I’ll try to explain the best I can, so bear with me. Since I was talking about PSA specifically I’ll drive into them first.
When you grade cards with PSA they have the option to either ship cards back to you or you can vault your cards with them. This vault used to be the eBay vault which has now since been rebranded as the PSA vault. This PSA vault is now the official vault for eBay since Collectors (PSA’s parent company) partnered with eBay.
Due to this partnership PSA now has their own eBay store which allows you to grade your cards with them, store your cards in the PSA vault and you can sell them on eBay through PSA’s store simultaneously without any hassle.
Buyers likewise can purchase cards on eBay from the PSA store and store those cards in the PSA vault which transfers ownership fluidly.
Yes, there’s fees involved in many steps to this which I won’t get into.
In your scenario, if PSA allows a username to be displayed on their website on the population report or through the certification verification page etc then you’re removing eBay and their partnership from this equation. PSA has no interest in helping you find a buyer/seller to do a deal outside of a fee structure as commission is big business for them I would imagine.

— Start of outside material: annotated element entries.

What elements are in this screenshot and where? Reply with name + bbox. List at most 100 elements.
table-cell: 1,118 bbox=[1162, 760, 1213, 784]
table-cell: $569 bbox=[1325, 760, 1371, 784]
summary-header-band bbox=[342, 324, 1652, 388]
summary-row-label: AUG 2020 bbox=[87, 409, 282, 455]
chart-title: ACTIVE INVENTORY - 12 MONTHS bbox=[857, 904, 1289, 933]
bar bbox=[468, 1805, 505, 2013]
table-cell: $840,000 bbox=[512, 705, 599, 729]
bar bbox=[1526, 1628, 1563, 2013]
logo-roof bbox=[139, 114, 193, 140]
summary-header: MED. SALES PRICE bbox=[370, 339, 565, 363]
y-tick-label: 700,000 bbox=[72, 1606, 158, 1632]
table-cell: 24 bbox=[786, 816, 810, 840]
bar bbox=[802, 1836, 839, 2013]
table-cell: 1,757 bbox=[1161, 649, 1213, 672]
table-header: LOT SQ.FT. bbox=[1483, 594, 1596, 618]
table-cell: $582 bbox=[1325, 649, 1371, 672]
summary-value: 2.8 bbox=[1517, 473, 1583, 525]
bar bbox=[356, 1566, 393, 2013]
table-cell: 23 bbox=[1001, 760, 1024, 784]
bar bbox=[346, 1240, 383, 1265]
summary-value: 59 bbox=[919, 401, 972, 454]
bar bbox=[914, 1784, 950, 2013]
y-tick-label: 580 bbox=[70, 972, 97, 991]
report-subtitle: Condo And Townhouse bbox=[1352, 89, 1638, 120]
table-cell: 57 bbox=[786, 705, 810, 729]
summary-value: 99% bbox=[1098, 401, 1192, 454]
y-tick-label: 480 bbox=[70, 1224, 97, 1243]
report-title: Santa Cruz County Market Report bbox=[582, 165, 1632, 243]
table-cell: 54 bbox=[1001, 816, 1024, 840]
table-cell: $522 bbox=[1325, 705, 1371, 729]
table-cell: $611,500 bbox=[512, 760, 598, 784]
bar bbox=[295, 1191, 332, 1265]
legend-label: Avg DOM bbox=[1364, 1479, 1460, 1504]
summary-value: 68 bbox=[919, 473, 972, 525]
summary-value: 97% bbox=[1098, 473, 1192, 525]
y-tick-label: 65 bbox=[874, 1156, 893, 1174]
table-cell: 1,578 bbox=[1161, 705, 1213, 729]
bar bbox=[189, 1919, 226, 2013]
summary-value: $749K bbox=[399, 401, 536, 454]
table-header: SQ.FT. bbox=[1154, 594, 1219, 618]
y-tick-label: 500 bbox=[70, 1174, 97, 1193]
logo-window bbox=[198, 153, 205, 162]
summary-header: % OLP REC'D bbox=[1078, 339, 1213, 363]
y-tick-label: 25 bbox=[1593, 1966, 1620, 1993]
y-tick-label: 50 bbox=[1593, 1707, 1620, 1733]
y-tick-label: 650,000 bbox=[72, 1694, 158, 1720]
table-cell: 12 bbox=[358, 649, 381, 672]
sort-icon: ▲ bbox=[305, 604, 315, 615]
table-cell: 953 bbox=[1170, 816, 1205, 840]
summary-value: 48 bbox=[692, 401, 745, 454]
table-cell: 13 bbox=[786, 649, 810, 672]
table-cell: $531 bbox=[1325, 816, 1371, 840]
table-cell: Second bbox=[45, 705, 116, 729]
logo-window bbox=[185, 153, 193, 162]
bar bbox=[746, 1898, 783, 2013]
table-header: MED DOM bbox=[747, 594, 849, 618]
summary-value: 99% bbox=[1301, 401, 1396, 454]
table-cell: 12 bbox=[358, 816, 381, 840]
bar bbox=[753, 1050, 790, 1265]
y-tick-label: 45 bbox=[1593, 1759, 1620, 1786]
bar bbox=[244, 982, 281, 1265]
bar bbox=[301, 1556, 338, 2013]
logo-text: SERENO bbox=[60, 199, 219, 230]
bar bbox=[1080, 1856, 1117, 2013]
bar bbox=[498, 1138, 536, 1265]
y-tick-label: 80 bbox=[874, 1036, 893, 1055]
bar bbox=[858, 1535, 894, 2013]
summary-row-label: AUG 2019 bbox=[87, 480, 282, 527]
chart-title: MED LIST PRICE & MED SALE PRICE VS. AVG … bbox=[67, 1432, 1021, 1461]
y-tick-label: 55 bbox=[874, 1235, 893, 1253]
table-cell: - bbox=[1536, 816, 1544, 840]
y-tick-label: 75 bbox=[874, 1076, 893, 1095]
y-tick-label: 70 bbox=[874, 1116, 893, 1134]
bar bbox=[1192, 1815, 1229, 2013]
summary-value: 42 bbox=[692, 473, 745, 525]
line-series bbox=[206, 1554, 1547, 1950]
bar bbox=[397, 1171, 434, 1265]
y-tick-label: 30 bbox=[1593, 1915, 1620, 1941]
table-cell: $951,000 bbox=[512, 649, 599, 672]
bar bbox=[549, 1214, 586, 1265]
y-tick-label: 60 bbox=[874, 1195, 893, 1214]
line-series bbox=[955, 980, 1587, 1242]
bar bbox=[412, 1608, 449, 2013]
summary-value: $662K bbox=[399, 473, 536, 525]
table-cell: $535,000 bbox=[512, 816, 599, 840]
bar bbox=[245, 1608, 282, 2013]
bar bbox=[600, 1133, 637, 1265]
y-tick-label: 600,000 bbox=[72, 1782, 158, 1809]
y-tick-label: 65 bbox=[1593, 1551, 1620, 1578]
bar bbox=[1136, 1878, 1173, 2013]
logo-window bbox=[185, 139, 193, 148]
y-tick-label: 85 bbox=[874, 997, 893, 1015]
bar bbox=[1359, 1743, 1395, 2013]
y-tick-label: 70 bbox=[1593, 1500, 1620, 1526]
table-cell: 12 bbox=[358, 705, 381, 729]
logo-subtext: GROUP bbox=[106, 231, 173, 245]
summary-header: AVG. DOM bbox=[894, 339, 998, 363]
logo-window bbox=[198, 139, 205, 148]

PSA allows you to sell through them on eBay which has such a huge reach, that’s one of the best scenarios you could ask for as a seller. This reach eBay has is far superior than what PSA’s website could advertise for you if they were to allow selling directly. Plus not many people would search for cards on their site to begin with. So why would anyone bother? As a buyer, you would just follow the PSA store and save your searches on eBay.
PSA is certainly not a marketplace like eBay or Fanatics Collects and I think you’ve missed out how huge an operation that would be for any company to undertake. Especially when PSA has partnered with eBay to solve all these problems for them. PSA doesn’t have the hassle of shipping cards to buyers, having to resolve disputes and claims of item not received and non paying buyers. They let eBay do all that work for them.
As for Beckett, if they’d allow usernames next to their certs then they’d need to either set up an entire marketplace on their website and a fee structure to make it profitable or just let people do deals behind the scenes on their socials. So it would either be a huge expense for them or a potential headache when someone inevitably gets scammed going through DMs and that wouldn’t even generate a profit, so why bother.
Maybe I’m missing the point here but that’s just how I’m viewing this from a business point of view. As a collector I agree it would certainly make things easier for sure.